The craftspeople at Glas are also encouraged to hone their own creative practices. Tayler Drattlo, a neon artist who’s worked at the Glas studio for two years, reflects on how color in neon plays with our perception. “As I have explored and experimented in my neon practice, I’ve noticed my tendency toward the neon glow itself and its participation in space,” she says. “The delicate art of bending soft glass mixed with the endless possibilities of gas to glass color combinations draws me in. I’ll need at least one more lifetime to explore all the possibilities of the shape and flow of the visual candy that is neon.”

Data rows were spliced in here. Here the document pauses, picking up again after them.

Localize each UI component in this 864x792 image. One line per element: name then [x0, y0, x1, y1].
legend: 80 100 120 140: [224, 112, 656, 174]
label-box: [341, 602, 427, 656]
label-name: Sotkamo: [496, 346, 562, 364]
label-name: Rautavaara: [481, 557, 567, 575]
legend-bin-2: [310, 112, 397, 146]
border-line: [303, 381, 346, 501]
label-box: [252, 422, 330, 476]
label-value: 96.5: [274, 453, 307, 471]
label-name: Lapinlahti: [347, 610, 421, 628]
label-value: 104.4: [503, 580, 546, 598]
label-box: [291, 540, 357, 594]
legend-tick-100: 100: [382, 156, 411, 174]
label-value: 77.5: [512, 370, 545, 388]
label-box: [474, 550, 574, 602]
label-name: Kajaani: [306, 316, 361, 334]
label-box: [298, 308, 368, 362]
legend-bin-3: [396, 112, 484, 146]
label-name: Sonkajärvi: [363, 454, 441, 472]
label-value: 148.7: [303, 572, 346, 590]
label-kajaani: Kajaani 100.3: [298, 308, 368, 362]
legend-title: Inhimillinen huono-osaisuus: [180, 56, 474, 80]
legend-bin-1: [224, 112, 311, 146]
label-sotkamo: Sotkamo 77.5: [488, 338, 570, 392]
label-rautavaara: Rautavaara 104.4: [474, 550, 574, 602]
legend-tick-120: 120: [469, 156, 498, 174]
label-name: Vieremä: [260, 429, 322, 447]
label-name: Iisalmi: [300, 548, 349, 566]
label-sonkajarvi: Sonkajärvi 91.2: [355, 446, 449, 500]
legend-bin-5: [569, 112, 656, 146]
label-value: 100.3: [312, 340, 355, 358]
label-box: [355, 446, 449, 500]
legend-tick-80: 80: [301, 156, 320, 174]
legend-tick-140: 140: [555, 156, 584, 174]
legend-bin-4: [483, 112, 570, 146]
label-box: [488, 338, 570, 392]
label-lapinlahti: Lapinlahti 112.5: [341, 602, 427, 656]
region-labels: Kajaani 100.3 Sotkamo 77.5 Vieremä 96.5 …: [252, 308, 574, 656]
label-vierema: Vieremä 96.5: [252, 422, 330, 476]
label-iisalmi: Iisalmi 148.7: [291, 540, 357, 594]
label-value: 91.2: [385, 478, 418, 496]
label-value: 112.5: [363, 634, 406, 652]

That creativity speaks to the environment of collaboration and mentorship at Glas, which, in addition to nurturing the folks in its studio, holds glass-bending classes to preserve the distinctive craft. “He’s the hardest-working person I’ve ever met and has always been open to sharing his experience and knowledge with others,” says Richard Marvill, a glass bender at Glas Neon who has known Sheaffer since they were students together at UNC. “He’s also an energetic champion of what we do — he ​definitely inspires those around him to give a little more.”

Sheaffer recognizes that part of the lure of neon is nostalgia, but believes that, with creativity and craft, it can play a crucial role in shaping the visual landscape of an evolving Raleigh.

“I’d like to think that when we do something right, that has a decent design, the light alone will draw people,” says Sheaffer. “And if it’s clever, then maybe it will make somebody smile.”